On March 13, 1849, the Killingly boys departed from New London Harbor on the maiden voyage of the Schooner Willimantic under the command of Captain Richard Rogers.
The Willimantic was not very big. Measuring 105 feet long by about 27 feet wide, she was wooden and had one deck, two masts, and a square stern. Newly commissioned, this would be her first trip through Atlantic Ocean waters. She was built by Barnstable and Yarmouth, intended to be a coaster, with regular trips up and down the western coastline from Seattle to San Diego.
With captain, crew, and passengers, the Willimantic carried 20 souls in very cramped quarters over 15,000 miles, She went south through the Atlantic Ocean, around Cape Horn, and north through the Pacific Ocean to reach San Francisco, a journey of seven and 1/2 months. The passengers would endure days and weeks of extreme seasickness, tasteless and rotting food stores, rationed water, and days and nights that alternated between boredom and terror, with bitter cold and searing heat by turns.

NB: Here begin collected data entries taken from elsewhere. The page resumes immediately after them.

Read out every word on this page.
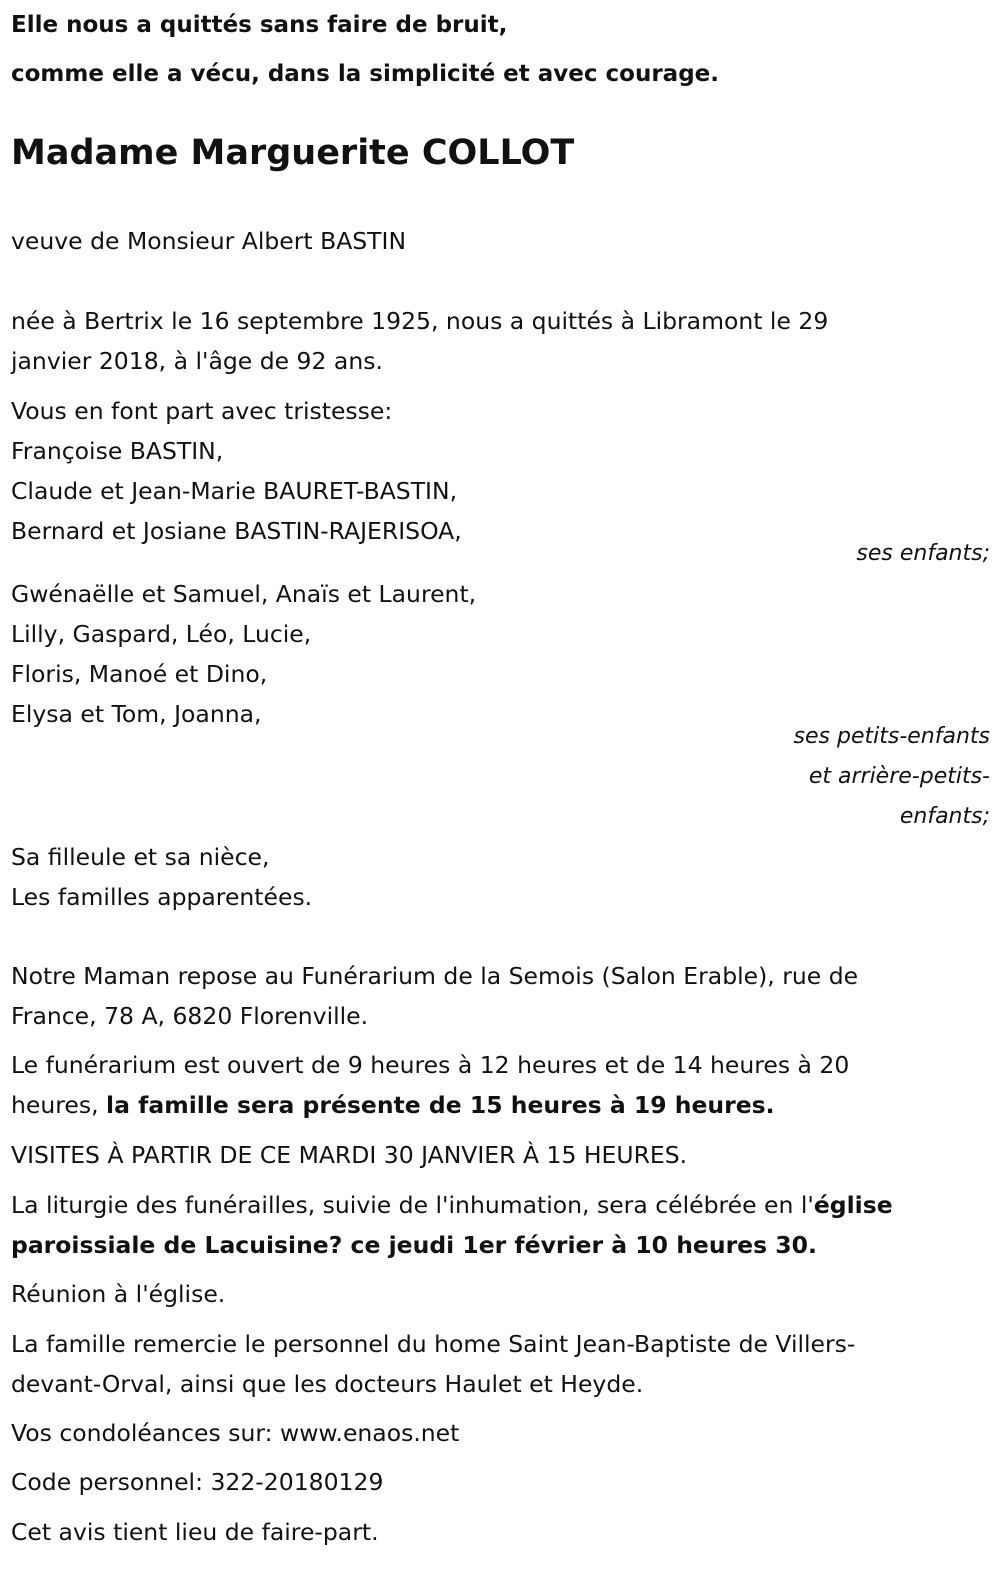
Elle nous a quittés sans faire de bruit,
comme elle a vécu, dans la simplicité et avec courage.
Madame Marguerite COLLOT
veuve de Monsieur Albert BASTIN
née à Bertrix le 16 septembre 1925, nous a quittés à Libramont le 29
janvier 2018, à l'âge de 92 ans.
Vous en font part avec tristesse:
Françoise BASTIN,
Claude et Jean-Marie BAURET-BASTIN,
Bernard et Josiane BASTIN-RAJERISOA,
ses enfants;
Gwénaëlle et Samuel, Anaïs et Laurent,
Lilly, Gaspard, Léo, Lucie,
Floris, Manoé et Dino,
Elysa et Tom, Joanna,
ses petits-enfants
et arrière-petits-
enfants;
Sa filleule et sa nièce,
Les familles apparentées.
Notre Maman repose au Funérarium de la Semois (Salon Erable), rue de
France, 78 A, 6820 Florenville.
Le funérarium est ouvert de 9 heures à 12 heures et de 14 heures à 20
heures, la famille sera présente de 15 heures à 19 heures.
VISITES À PARTIR DE CE MARDI 30 JANVIER À 15 HEURES.
La liturgie des funérailles, suivie de l'inhumation, sera célébrée en l'église
paroissiale de Lacuisine? ce jeudi 1er février à 10 heures 30.
Réunion à l'église.
La famille remercie le personnel du home Saint Jean-Baptiste de Villers-
devant-Orval, ainsi que les docteurs Haulet et Heyde.
Vos condoléances sur: www.enaos.net
Code personnel: 322-20180129
Cet avis tient lieu de faire-part.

It took about 12 weeks to reach Cape Horn, but actually getting around the Horn was another story. By time the Killingly boys reached Cape Horn, it would have been June—the middle of winter in that part of the world. Where the two oceans meet, the wind, weather, and currents are entirely unpredictable. Many ships had to turn around at that point, unable to make headway or suffering too much damage from the winds and rough seas. One eighteen-year-old traveller wrote that on his ship “the captain’s son was lost overboard, the wind was blowing a gail [sic] and the seas running mountain high, [so that] it was impossible to save him.”
Others travelling around the Cape that winter reported weeks of bitter cold, and perpetually sweeping snow from the deck. Passengers stayed in their bunks all day for warmth to counter the freezing temperatures; there was no fire allowed on board ship.
On the bright side, the Killingly travellers would also have seen many marvels along the way: novel varieties of bird and sea life, strange and wonderful landscapes, and new star constellations in the black night sky.
Ebenezer and his friends finally reached San Francisco on November 2, 1849. There is no record of what success they may have found panning for gold, but Ebenezer did not last long. By November of 1852, he was back in Killingly with his family.
Ebenezer returned to his previous work, taking charge of a textile mill in Ware, Massachusetts. Within a few years, however, an accident at the mill nearly destroyed his eyesight, and he had to give up millwork. Ebenezer and family returned to Killingly once again, and Ebenezer followed farming in Killingly, Connecticut for the remainder of his career.